Blast opts for defensive help first in 2-team dispersal draft


With the Blast picking sixth among seven teams in yesterday's Major Indoor Soccer League dispersal draft of players from the two recently closed franchises, Blast players said they were not expecting help in their battle for a playoff spot.

"Picking sixth, I don't know how much help we can expect to get," said Blast forward Lee Tschantret. "But if the players we have play to our abilities, we'll be fine."

Blast general manager Kevin Healey, his roster thinned by numerous injuries, was doing all he could to make his picks from the San Diego Sockers and Monterrey Fury clubs count.

In the draft, which continued through as many as 11 rounds, the Blast chose five players.
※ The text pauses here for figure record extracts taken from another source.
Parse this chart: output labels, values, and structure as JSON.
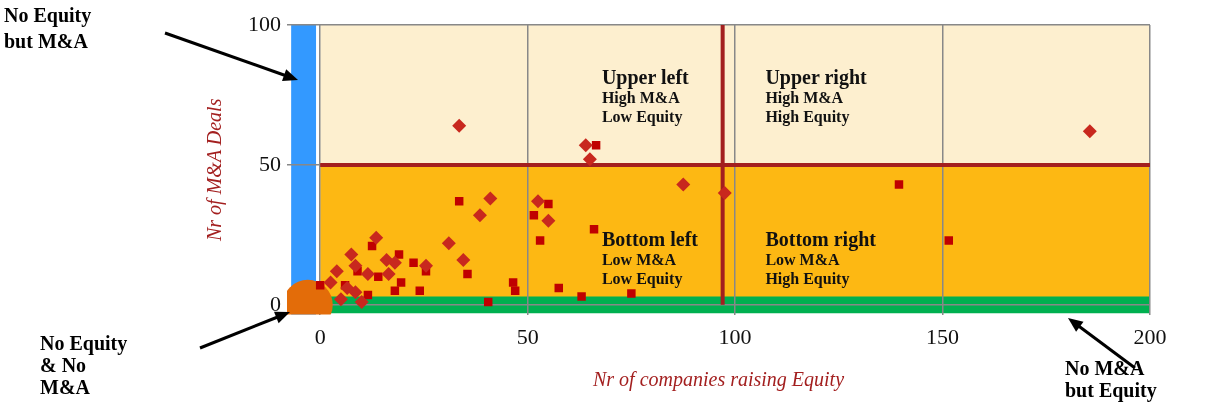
{
  "chart_data": {
    "type": "scatter",
    "xlabel": "Nr of companies raising Equity",
    "ylabel": "Nr of M&A Deals",
    "xlim": [
      -8,
      200
    ],
    "ylim": [
      -3.5,
      100
    ],
    "xticks": [
      0,
      50,
      100,
      150,
      200
    ],
    "yticks": [
      0,
      50,
      100
    ],
    "grid": true,
    "legend": false,
    "bands": [
      {
        "axis": "y",
        "from": 50,
        "to": 100,
        "color": "#fdefcf"
      },
      {
        "axis": "y",
        "from": 0,
        "to": 50,
        "color": "#fdb813"
      },
      {
        "axis": "x",
        "from": -7,
        "to": -1,
        "color": "#3399ff"
      },
      {
        "axis": "y",
        "from": -3,
        "to": 3,
        "color": "#00b050"
      }
    ],
    "ref_lines": [
      {
        "axis": "x",
        "value": 97,
        "color": "#a31f1f"
      },
      {
        "axis": "y",
        "value": 50,
        "color": "#a31f1f"
      }
    ],
    "annotations": [
      "Upper left\nHigh M&A\nLow Equity",
      "Upper right\nHigh M&A\nHigh Equity",
      "Bottom left\nLow M&A\nLow Equity",
      "Bottom right\nLow M&A\nHigh Equity",
      "No Equity\nbut M&A",
      "No Equity\n& No\nM&A",
      "No M&A\nbut Equity"
    ],
    "series": [
      {
        "type": "scatter",
        "marker": "diamond",
        "color": "#c8281e",
        "x": [
          33.5,
          64,
          65,
          87.5,
          97.5,
          41,
          52.5,
          38.5,
          55,
          31,
          34.5,
          13.5,
          7.5,
          4,
          8.5,
          11.5,
          16,
          18,
          16.5,
          2.5,
          6.5,
          10,
          5,
          25.5,
          8.5,
          185.5
        ],
        "values": [
          64,
          57,
          52,
          43,
          40,
          38,
          37,
          32,
          30,
          22,
          16,
          24,
          18,
          12,
          14,
          11,
          16,
          15,
          11,
          8,
          6,
          1,
          2,
          14,
          4.5,
          62
        ]
      },
      {
        "type": "scatter",
        "marker": "square",
        "color": "#c00000",
        "x": [
          66.5,
          33.5,
          55,
          51.5,
          66,
          53,
          12.5,
          35.5,
          46.5,
          47,
          57.5,
          63,
          75,
          40.5,
          19,
          22.5,
          25.5,
          24,
          18,
          11.5,
          0,
          19.5,
          14,
          9,
          6,
          139.5,
          151.5
        ],
        "values": [
          57,
          37,
          36,
          32,
          27,
          23,
          21,
          11,
          8,
          5,
          6,
          3,
          4,
          1,
          18,
          15,
          12,
          5,
          5,
          3.5,
          7,
          8,
          10,
          12,
          7,
          43,
          23
        ]
      },
      {
        "type": "scatter",
        "marker": "circle",
        "color": "#e36c09",
        "x": [
          -3
        ],
        "values": [
          0
        ]
      }
    ]
  }
}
At the top of Healey's list, and taken with the sixth overall pick, was defender Nevio Pizzolitto, 27, of the Sockers.

But Healey's most interesting pick was San Diego goalie Victor Nogueira, 45, in the third round.

"No one had taken him at that point, probably because he's already announced his retirement," Healey said. "But we could have an injury to one or even two of our goalies, and he might want one last go-around in the playoffs. Having his rights gives us depth."

And Healey said taking Nogueira, who has the third-best goals-against average (4.48) in the league, prevents any other team from enticing the MISL's most legendary keeper back into the nets. Among Nogueira's achievements are four indoor championships with the original Sockers and three with the Milwaukee Wave, plus eight Goalkeeper of the Year awards.

The Blast also took Sockers midfielder/forward Mauricio Alegre, 29, in the second round, Monterrey forward Alejandro Moreno, 35, in the fourth, and Fury defender Brad Flanagan, 29, in the fifth.

"We rated Pizzolitto very highly," Healey said of the 6-foot-2, 190-pound defender. "We think he's a good, strong defender with good size and experience."

Pizzolitto, who also plays for Montreal in the outdoor A-League, indicated before the draft that he would be interested in relocating if he could make it work financially.

"We're going to ... try to make it worth his while," Healey said.